Нельзя полностью согласиться с исследовательницей, что причина низкого уровня технологического развития тунгусов объясняется якобы затратой ими колоссальных усилий на освоение тайги. Такой вывод не может считаться исчерпывающим, поскольку не учитывается целый ряд иных факторов, в первую очередь, связанных с высокой степенью культурной изолированности населения Сибири в дорусское время. Население тайги даже по сравнению с жителями более южных лесостепных районов было в значительно большей степени отрезано от контактов с внешним миром и потому уровень развития культуры населения по зоне тайги Сибири был, приблизительно, одинаков. В этом отношении вполне правомерны сравнения уровней развития культур, например, сибирских татар, телеутов, енисейских кыргызов и бурятов между собой, и жителей зоны тайги между собой (обских угров, кетов, самодийцев, селькупов и тунгусов). Население же Северо-Востока и Аляски, где на ряде территорий существовали весьма благоприятные климатические и природные условия, заметно отличавшиеся в лучшую сторону от условий таежной зоны правобережья Енисея, вовсе жило в условиях фактически каменного века. В первую очередь, отсталость была связана именно с изоляцией, которая была прервана только в русское время и что является важной исторической заслугой русских людей.

Не совсем полно проработаны исследовательницей некоторые вопросы, связанные с причинами миграций тунгусов в русское время, уменьшений их численности в отдельных районах. Нет полных сведений о причинах миграций и судьбах тех групп тунгусов, которые переселились на левобережье Енисея. Не отмечены все такие факты и на приведенных в статье картах расселения тунгусов. Автором совершенно забыто такое важное явление в жизни коренных жителей, как эпидемии, которые были известны в регионе вплоть до середины XIX в. и служили важным фактором, определявшим и колебания численности, и миграции населения. Например, резкое уменьшение уже в начале XVIII в. численности тунгусов в Ангарском районе объясняется в статье миграциями в связи с русским крестьянским освоением данной территории, нежеланием тунгусов терпеть стеснения в своих традиционных хозяйственных занятиях и т. п. При этом забывается, что именно тогда здесь свирепствовала эпидемия, от которой и бежала часть тунгусов. Таким образом, не с пассионарностью, о которой много и неоправданно говорит автор, была связана такая передвижка, а с обычным инстинктом самосохранения людей, также как и явно не с недостатком пассионарности были связаны процессы обрусения оставшейся части тунгусов. Нежелание смешиваться с русскими людьми характеризуется Н. В. Ермоловой в данном случае как свидетельство «пассионарности» для части тунгусов, в то время как для русских людей в статье другого автора данного сборника процессы смешения с коренными жителями, например, используются в контексте высокой пассионарности последних (стр. 247). Пожалуй, именно увлечение теориями пассионарности, регенерации, некритическое применение их в отношении тунгусов, частое использование в работе вместе с неоднократными ссылками на толерантность и пассионарность русских людей составляют основной недостаток исследования, как впрочем, и некоторых других работ, помещенных в данном сборнике. Подобные построения в статье, посвященной этнической истории населения, входившего в состав централизованного государства, по большей части выглядят надуманными, искусственными и внутренне противоречивыми, портящими впечатление от хорошей работы, успешно решающей ряд актуальных научных задач. Конечно, сборник посвящен памяти Л.  Н.  Гумилева, однако использование его теоретических построений, несомненно, могло быть проведено в более взвешенном виде.

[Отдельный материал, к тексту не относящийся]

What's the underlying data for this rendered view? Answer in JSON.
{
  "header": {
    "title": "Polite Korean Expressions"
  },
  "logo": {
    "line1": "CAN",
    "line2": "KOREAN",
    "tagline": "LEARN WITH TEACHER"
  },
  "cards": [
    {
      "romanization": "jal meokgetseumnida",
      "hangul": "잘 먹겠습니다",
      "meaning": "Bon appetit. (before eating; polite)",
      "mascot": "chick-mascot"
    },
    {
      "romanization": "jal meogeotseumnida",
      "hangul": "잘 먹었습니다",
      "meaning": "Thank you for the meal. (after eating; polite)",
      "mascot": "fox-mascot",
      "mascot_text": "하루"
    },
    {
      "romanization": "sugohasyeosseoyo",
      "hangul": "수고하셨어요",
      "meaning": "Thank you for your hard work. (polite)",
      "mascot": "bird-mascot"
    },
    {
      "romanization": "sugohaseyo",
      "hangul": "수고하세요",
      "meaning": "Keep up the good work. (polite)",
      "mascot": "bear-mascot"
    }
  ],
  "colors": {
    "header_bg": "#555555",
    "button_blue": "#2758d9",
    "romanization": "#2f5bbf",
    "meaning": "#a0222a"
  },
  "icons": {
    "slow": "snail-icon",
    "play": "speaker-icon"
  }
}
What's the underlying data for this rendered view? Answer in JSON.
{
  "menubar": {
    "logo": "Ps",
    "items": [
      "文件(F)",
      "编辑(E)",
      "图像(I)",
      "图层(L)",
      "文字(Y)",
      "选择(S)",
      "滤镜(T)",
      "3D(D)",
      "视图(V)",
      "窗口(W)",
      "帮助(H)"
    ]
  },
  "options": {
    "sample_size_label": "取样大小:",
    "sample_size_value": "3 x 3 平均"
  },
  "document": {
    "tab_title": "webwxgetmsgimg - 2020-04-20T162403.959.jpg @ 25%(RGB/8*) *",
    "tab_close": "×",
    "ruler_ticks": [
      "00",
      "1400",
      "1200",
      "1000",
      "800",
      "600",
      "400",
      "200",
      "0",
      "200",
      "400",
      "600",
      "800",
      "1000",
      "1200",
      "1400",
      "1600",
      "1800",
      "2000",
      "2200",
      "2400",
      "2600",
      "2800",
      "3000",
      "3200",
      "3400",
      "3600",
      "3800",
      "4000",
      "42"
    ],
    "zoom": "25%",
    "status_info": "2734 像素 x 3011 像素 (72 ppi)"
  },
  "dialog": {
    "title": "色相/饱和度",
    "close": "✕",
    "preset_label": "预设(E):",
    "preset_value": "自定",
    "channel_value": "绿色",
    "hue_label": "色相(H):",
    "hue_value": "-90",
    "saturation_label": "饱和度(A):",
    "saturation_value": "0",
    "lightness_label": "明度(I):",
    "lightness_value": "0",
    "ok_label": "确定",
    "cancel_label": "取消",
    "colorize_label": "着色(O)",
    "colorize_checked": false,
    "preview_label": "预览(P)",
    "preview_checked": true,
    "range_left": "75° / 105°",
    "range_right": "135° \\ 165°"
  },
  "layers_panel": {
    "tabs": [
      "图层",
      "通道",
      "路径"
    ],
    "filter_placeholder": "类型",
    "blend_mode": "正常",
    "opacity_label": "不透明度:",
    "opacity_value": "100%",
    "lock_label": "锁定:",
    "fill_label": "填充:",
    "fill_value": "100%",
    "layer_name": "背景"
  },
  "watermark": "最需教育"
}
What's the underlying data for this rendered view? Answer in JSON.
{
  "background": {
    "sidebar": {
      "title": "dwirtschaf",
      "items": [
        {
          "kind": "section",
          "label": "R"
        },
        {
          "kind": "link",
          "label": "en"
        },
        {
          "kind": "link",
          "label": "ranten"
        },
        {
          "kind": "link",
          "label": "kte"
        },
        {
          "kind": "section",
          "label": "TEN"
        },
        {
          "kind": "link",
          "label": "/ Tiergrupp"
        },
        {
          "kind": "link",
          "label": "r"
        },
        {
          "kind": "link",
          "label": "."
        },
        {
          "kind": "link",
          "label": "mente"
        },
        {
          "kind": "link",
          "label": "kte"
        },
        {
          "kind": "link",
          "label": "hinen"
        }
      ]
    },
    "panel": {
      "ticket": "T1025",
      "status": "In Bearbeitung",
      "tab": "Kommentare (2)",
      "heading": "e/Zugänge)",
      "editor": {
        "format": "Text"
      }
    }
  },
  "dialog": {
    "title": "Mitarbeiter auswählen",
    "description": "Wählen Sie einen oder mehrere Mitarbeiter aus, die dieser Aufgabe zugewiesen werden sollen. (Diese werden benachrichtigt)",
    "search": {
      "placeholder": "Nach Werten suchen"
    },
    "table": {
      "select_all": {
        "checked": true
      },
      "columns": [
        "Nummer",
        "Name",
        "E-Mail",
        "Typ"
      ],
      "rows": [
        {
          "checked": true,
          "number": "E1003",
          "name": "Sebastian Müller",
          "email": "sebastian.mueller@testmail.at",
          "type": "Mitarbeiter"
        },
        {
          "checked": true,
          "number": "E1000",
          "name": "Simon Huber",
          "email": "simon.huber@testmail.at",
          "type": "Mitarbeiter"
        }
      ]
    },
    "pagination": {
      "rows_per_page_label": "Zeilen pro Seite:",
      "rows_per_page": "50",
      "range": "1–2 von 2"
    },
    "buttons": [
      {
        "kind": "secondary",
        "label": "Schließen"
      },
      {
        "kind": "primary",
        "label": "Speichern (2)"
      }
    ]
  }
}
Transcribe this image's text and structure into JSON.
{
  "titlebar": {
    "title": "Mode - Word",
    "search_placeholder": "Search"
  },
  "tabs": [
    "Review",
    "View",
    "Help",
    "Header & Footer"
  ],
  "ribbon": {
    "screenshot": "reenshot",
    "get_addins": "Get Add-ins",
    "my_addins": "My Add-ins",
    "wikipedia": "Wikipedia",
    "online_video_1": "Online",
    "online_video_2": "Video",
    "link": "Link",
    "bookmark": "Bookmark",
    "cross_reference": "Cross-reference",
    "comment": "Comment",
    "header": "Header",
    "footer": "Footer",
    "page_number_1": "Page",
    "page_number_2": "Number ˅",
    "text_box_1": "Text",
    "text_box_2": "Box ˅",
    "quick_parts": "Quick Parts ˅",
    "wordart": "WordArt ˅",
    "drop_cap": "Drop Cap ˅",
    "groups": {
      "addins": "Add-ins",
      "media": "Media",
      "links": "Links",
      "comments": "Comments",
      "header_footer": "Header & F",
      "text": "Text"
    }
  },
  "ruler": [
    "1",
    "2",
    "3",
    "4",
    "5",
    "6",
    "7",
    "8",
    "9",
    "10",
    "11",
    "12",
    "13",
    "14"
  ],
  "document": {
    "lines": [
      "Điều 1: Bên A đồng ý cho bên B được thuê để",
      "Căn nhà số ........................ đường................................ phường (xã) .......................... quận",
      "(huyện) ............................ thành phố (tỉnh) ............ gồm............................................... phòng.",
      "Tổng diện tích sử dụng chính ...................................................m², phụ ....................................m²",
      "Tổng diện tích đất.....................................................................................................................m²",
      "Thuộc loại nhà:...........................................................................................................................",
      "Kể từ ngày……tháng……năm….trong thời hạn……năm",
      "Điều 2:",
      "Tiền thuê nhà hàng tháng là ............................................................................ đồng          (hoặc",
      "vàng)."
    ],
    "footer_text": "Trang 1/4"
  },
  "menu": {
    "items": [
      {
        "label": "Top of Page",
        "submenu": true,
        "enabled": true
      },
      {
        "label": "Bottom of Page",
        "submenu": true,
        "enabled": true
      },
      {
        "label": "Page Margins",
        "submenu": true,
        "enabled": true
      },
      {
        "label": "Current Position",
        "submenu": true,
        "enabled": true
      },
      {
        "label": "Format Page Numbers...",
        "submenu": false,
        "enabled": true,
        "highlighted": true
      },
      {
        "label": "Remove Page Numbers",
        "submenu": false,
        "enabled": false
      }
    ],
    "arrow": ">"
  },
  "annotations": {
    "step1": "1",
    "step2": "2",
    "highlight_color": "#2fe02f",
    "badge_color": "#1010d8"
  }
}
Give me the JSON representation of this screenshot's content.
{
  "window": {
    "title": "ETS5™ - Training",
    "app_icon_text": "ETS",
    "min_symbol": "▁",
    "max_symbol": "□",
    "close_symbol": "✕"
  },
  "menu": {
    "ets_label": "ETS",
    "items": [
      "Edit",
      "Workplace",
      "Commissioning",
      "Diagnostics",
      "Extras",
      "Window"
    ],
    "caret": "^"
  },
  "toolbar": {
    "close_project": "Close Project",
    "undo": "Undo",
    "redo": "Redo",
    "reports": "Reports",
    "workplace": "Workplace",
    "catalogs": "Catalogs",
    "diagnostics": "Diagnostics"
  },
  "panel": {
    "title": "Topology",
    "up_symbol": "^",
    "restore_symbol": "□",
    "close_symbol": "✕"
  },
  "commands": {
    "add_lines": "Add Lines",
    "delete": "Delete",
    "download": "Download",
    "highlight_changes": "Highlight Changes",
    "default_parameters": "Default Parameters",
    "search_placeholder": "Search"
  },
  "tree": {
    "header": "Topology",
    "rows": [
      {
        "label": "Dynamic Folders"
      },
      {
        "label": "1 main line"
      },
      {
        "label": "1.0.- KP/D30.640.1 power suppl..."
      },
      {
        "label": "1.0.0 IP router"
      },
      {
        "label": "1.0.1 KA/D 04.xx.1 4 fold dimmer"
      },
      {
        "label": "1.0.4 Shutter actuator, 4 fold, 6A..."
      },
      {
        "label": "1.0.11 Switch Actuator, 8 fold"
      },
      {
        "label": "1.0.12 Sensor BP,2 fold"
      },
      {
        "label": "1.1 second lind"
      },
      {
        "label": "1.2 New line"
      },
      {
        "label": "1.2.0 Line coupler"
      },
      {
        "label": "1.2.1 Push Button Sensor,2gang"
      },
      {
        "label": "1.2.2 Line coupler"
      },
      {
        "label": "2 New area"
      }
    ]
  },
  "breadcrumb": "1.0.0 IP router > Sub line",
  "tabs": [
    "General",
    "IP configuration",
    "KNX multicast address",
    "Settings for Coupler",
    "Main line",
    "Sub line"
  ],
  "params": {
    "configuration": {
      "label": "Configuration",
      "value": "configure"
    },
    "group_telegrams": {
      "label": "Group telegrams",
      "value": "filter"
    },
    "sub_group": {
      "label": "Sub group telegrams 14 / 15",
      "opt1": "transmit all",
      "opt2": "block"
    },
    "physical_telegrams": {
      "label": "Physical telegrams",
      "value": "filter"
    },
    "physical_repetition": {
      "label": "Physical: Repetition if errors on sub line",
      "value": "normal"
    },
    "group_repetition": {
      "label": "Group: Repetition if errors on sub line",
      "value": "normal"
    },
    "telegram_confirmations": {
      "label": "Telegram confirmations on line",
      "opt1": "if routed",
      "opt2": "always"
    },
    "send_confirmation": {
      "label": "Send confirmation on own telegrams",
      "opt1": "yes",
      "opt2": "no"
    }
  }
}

Следует также отметить, что в работе имеют место случаи повторных обращений к рассмотрению некоторых вопросов, например, при объяснении причин появления этнонима «эвенки», терминологии относительно семьи и рода. Несмотря на очень четко определенные в тексте самой статьи, в заголовок работы хронологические рамки исследования по какой-то причине не вынесены, что с первого прочтения настораживает неподъемностью задачи, (прямое толкование смысла названия статьи предполагает очень широкий хронологический охват тематики, включая и XX в. ). Используется в работе и несколько необычный географический термин «Центральная Сибирь», в то время как в настоящее время более традиционным является использование понятия «Средняя Сибирь». Видимо, редакторская правка работы была недостаточной.

Третья статья сборника посвящена вопросам этнокультурного взаимодействия коренных жителей Байкальского региона и русских людей в XVII–XIX вв. Автор данной работы — Л.  Р.  Павлинская, также достаточно целеустремленно решает научные задачи, посвященные одной четко охарактеризованной проблеме. Ей удалось показать основные особенности развития отношений между Русским государством и коренными этносами региона, между русскими людьми и коренными жителями — тунгусами, «братами» и другими. Важнейшей научной заслугой автора следует считать выявление особенностей этнического развития монголоязычного населения Прибайкалья в условиях включения в состав Русского государства, объективность и достоверность характеристики которых вытекает из правильного понимания сути историко-культурных процессов в среде монгольских народов в позднем средневековье — начале нового времени, корректируемого вмешательством мощных внешних сил. Ряд выводов, сделанных по результатам анализа большого объема источников, особенно, относительно вопросов формирования собственно бурятского этноса, роста его численности в условиях взаимодействия с русскими людьми, роли в этом Русского государства, а также такого частного явления, как «война острогов», обладают самостоятельной научной ценностью. Заслуживает внимания и такое исторически развернутое наблюдение, как выявление связи между метисацией русского и коренного населения и их поведенческими мотивациями.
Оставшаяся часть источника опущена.